Впрочем, долгая болезнь и медленное выздоровление спасли Мариуса от преследования. Во Франции всякий гнев, даже гнев народный, остывает по прошествии полугода. При тогдашнем настроении умов участие в мятежах было явлением до такой степени распространенным, что на это поневоле приходилось закрывать глаза.
Добавим, что беспримерный приказ префекта Жиске, предписывавший врачам выдавать раненых полиции, возмутил не только общественное мнение, но даже самого короля, и для раненых это всеобщее негодование послужило лучшей защитой и охраной; за исключением тех, кто был захвачен на поле боя, военные трибуналы не осмелились никого привлекать к ответственности. Поэтому Мариуса оставили в покое.
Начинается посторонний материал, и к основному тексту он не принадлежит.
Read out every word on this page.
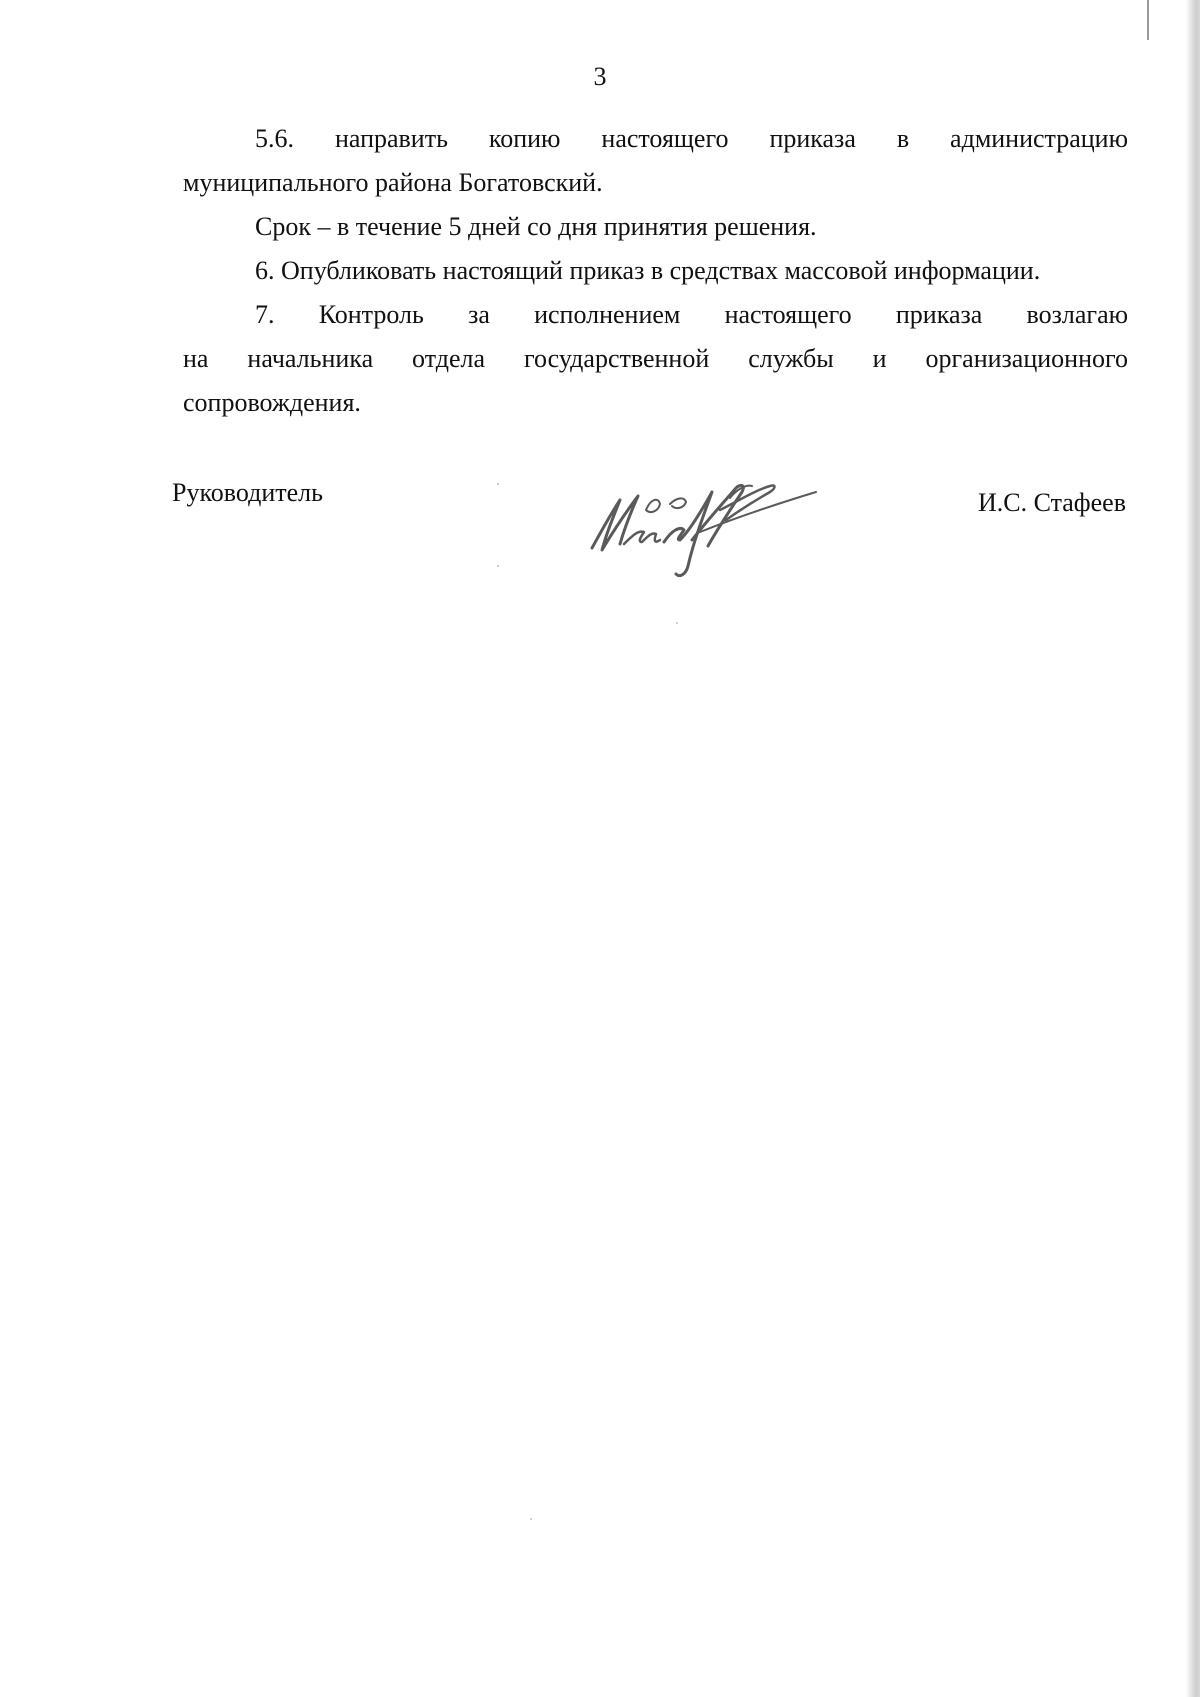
3
5.6. направить копию настоящего приказа в администрацию
муниципального района Богатовский.
Срок – в течение 5 дней со дня принятия решения.
6. Опубликовать настоящий приказ в средствах массовой информации.
7. Контроль за исполнением настоящего приказа возлагаю
на начальника отдела государственной службы и организационного
сопровождения.
Руководитель	И.С. Стафеев
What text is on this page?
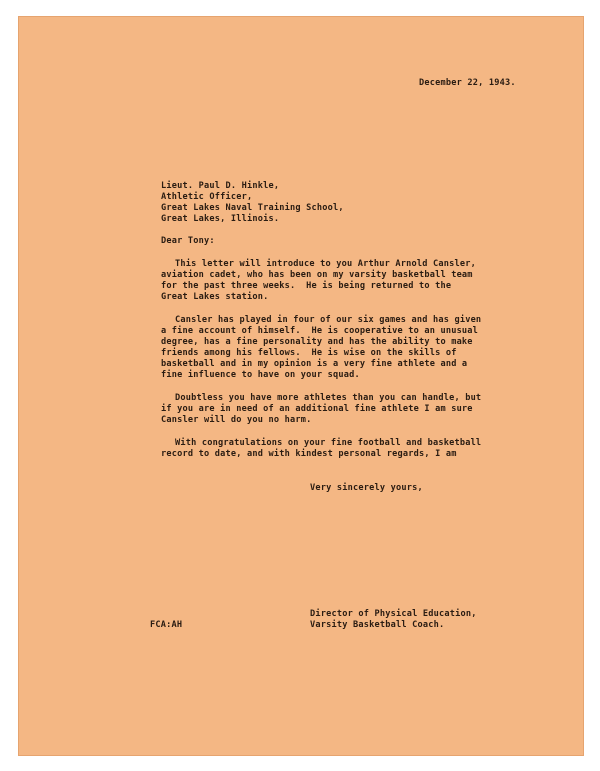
December 22, 1943.
Lieut. Paul D. Hinkle,
Athletic Officer,
Great Lakes Naval Training School,
Great Lakes, Illinois.
Dear Tony:
This letter will introduce to you Arthur Arnold Cansler,
aviation cadet, who has been on my varsity basketball team
for the past three weeks.  He is being returned to the
Great Lakes station.
Cansler has played in four of our six games and has given
a fine account of himself.  He is cooperative to an unusual
degree, has a fine personality and has the ability to make
friends among his fellows.  He is wise on the skills of
basketball and in my opinion is a very fine athlete and a
fine influence to have on your squad.
Doubtless you have more athletes than you can handle, but
if you are in need of an additional fine athlete I am sure
Cansler will do you no harm.
With congratulations on your fine football and basketball
record to date, and with kindest personal regards, I am
Very sincerely yours,
Director of Physical Education,
Varsity Basketball Coach.
FCA:AH
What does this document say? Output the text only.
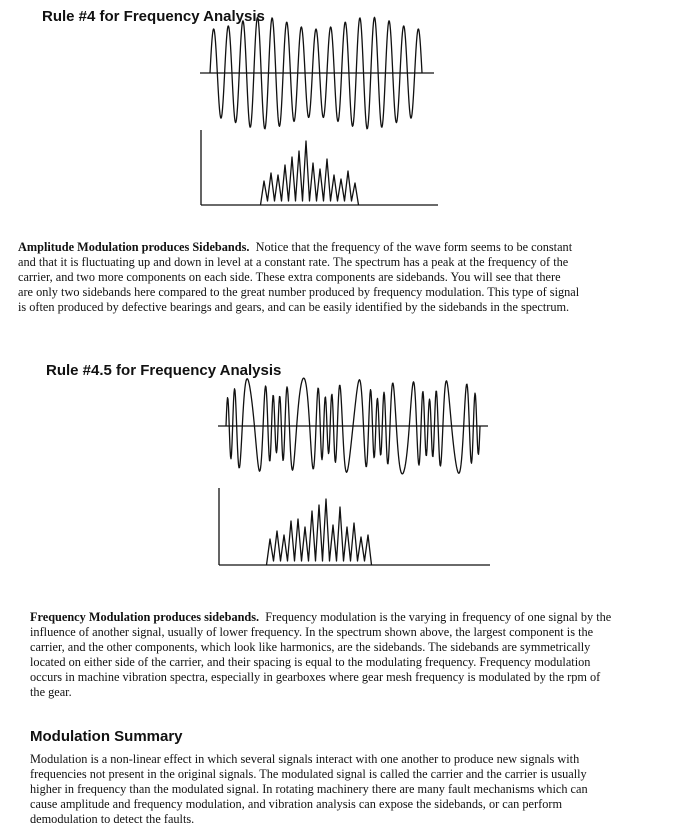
Rule #4 for Frequency Analysis

Amplitude Modulation produces Sidebands. Notice that the frequency of the wave form seems to be constant
and that it is fluctuating up and down in level at a constant rate. The spectrum has a peak at the frequency of the
carrier, and two more components on each side. These extra components are sidebands. You will see that there
are only two sidebands here compared to the great number produced by frequency modulation. This type of signal
is often produced by defective bearings and gears, and can be easily identified by the sidebands in the spectrum.

Rule #4.5 for Frequency Analysis

Frequency Modulation produces sidebands. Frequency modulation is the varying in frequency of one signal by the
influence of another signal, usually of lower frequency. In the spectrum shown above, the largest component is the
carrier, and the other components, which look like harmonics, are the sidebands. The sidebands are symmetrically
located on either side of the carrier, and their spacing is equal to the modulating frequency. Frequency modulation
occurs in machine vibration spectra, especially in gearboxes where gear mesh frequency is modulated by the rpm of
the gear.

Modulation Summary

Modulation is a non-linear effect in which several signals interact with one another to produce new signals with
frequencies not present in the original signals. The modulated signal is called the carrier and the carrier is usually
higher in frequency than the modulated signal. In rotating machinery there are many fault mechanisms which can
cause amplitude and frequency modulation, and vibration analysis can expose the sidebands, or can perform
demodulation to detect the faults.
Жильнорман прошел все стадии отчаяния, а затем бурной радости. Его с большим трудом отговорили проводить возле раненого ночи напролет; он велел поставить свое большое кресло рядом с постелью Мариуса; он требовал, чтобы дочь употребила на компрессы и бинты самое лучшее белье, какое было в доме. Мадмуазель Жильнорман, как особа рассудительная и умудренная годами, нашла способ припрятать тонкое белье, оставив старика в убеждении, что его приказание исполнено. Жильнорман и слышать не хотел, будто грубый холст пригоднее для корпии, чем батист, и изношенное полотно лучше нового. Он неизменно присутствовал при перевязках, во время которых девица Жильнорман стыдливо удалялась «Ай! Ай!» – вскрикивал он, когда при нем отрезали ножницами омертвелую ткань. Трогательно было видеть, как он протягивал раненому чашку с лекарственным питьем своей дрожащей старческой рукой. Он забрасывал доктора вопросами, не замечая, что постоянно задает одни и те же.
В тот день, когда врач объявил, что Мариус вне опасности, старик совсем обезумел от счастья. На радостях он подарил привратнику три луидора. Вечером в своей спальне он протанцевал гавот, прищелкивая пальцами вместо кастаньет и напевая песенку:
После этого Жильнорман преклонил колени на скамеечке, и Баску, который следил за ним через полуоткрытую дверь, послышалось, будто он молится.
До этих пор он совсем не верил в бога.
При каждом новом признаке выздоровления, все более и более несомненного, старец становился все сумасброднее. Он совершал множество беспричинных поступков, ища выхода для своей бурной радости, бегал вверх и вниз по лестницам, сам не зная, зачем. Одна из соседок, правда, прехорошенькая, как-то утром была совершенно поражена, получив огромный букет цветов, его прислал Жильнорман. Муж устроил ей сцену ревности. Жильнорман даже порывался сажать к себе на колени Николетту. Он называл Мариуса «господином бароном». Он кричал: «Да здравствует республика!»
Каждую минуту он приставал к доктору с вопросом: «Не правда ли, опасность миновала?» Он смотрел на Мариуса с нежностью бабушки. Он боялся дохнуть, когда Мариуса кормили. Он не помнил себя, не считался с собой. Хозяином дома был Мариус; радость старика была похожа на самоотречение, он стал внуком своего внука.
При всем сумасбродстве, это было самое благонравное дитя на свете. Боясь утомить или наскучить выздоравливающему, он становился позади него и молча ему улыбался. Он был доволен, весел, счастлив, обворожителен, он помолодел. Седые волосы придавали его сияющему лицу кроткое величие. Когда радость озаряет лицо, изборожденное морщинами, она достойна преклонения. В улыбке старости есть отсвет утренней зари.
А Мариус, не противясь перевязкам, рассеянно принимал заботы о себе и был поглощен одной лишь мыслью – о Козетте.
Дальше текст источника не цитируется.